Drochtersen. Drochtersens Politik weiß beim Thema Kulturmanagement offenbar nicht, was sie will. Es geht um die Nachfolge für Karen Hertlein. Drochtersen und Nordkehdingen hatten sie Anfang 2022 als Kulturkoordinatorin für Kehdingen eingestellt. Ihre Aufgabe: Die Kulturangebote und Kulturschaffenden in Drochtersen und Nordkehdingen besser miteinander zu vernetzen, gemeinsame Veranstaltungsangebote für die Region zu schaffen und zu vermarkten. Hertleins Job wurde aus einem Landesprogramm gefördert und läuft zum Jahresende aus. Sie steht danach aus privaten Gründen auch nicht mehr zur Verfügung.
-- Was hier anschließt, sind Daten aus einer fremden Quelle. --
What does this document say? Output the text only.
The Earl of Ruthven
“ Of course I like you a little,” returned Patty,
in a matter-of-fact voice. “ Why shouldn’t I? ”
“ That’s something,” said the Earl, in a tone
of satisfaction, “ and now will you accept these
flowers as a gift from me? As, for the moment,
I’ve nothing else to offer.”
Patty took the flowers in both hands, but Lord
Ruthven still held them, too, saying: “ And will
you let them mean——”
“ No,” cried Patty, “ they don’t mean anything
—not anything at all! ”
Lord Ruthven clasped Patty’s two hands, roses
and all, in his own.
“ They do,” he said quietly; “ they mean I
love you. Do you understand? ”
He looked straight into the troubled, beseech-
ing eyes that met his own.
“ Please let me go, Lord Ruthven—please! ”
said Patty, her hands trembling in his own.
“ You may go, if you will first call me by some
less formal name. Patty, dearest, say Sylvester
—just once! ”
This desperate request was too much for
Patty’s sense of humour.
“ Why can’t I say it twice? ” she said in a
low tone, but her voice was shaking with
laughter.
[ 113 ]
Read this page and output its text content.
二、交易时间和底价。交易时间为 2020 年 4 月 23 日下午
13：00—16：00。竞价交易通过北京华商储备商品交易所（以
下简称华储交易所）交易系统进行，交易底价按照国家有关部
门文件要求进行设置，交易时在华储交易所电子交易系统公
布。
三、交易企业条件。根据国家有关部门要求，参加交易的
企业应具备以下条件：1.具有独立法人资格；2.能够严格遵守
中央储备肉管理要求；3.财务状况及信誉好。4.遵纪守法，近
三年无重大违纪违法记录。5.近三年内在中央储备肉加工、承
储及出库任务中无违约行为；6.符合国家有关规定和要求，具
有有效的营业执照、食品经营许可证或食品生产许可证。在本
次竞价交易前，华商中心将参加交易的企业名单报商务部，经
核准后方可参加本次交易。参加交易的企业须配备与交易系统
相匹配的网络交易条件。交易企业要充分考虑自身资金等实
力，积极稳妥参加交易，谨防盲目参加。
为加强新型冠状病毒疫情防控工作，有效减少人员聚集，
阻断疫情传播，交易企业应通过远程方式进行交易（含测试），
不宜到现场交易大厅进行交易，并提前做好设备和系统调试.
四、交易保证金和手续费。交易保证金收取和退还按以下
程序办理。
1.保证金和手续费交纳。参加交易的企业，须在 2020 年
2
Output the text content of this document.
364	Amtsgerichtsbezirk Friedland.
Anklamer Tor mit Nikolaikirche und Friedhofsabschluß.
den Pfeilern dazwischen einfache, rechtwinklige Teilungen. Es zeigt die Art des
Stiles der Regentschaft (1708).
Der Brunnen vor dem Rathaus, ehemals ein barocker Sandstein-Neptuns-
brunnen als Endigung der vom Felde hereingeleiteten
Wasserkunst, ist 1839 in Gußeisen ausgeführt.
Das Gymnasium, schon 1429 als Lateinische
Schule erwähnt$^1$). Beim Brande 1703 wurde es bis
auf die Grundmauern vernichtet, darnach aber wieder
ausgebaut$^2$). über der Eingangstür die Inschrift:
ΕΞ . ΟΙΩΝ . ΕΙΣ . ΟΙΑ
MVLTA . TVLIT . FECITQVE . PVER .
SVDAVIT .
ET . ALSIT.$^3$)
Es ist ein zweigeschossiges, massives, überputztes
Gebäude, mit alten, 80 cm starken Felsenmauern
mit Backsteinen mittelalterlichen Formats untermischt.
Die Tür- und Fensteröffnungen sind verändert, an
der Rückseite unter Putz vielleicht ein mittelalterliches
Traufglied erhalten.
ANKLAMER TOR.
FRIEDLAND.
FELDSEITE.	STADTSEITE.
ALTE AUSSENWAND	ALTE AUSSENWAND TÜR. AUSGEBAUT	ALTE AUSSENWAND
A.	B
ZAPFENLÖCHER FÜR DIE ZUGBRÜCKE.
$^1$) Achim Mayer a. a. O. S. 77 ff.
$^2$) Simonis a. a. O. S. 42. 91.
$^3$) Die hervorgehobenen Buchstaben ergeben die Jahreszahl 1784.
Die Gemeinde Drochtersen, die sich die Kultur ins Leitbild geschrieben hat, erwägt eine Fortsetzung des Kulturmanagements für Drochtersen und Nordkehdingen. Die Stelle soll maximal 25 Stunden haben, Drochtersen würde künftig dafür selbst zahlen, sofern die Samtgemeinde Nordkehdingen sich finanziell beteiligt.

Zaudern - Beschließen - Zurückrudern

Doch bereits im Finanzausschuss im September zauderte die Drochterser Kommunalpolitik. SPD-Ratsherr Heino Baumgarten fragte: „Hat sich das bemerkbar gemacht, dass wir eine Kulturbeauftragte hatten? Wie ist das alles angekommen?“ Er forderte, dass Karen Hertlein erstmal über ihre Arbeit berichten solle - eine Forderung, die auch die CDU unterstützte. Über inhaltliche Schwerpunkte des künftigen Kulturmanagements wollten SPD und CDU noch beraten.

Gerade mal zwei Tage später, im nichtöffentlichen Verwaltungsausschuss, fiel eine andere Entscheidung: Für 2025 soll eine 25-Stunden-Stelle fürs Kulturmanagement im Haushalt eingeplant werden, sofern Nordkehdingen sich beteiligt. Die Stelle ist inzwischen ausgeschrieben, damit das Kulturmanagement möglichst nahtlos fortgesetzt werden kann.

Ich bezeichne mich ein bisschen als Kulturbanause

Joachim Grantz (CDU), Mitglied des Kulturausschusses

Doch ausgerechnet im Fachausschuss für Familie, Soziales, Kultur und Sport, ruderten CDU und SPD zurück. Nachdem Karen Hertlein ihren umfangreichen Tätigkeitsbericht vorgetragen hatte, äußerte Joachim Grantz (CDU), er habe „von vielem, was Sie machen, keine Kenntnis gehabt“. Sich selbst bezeichnete Grantz „ein bisschen als Kulturbanause“.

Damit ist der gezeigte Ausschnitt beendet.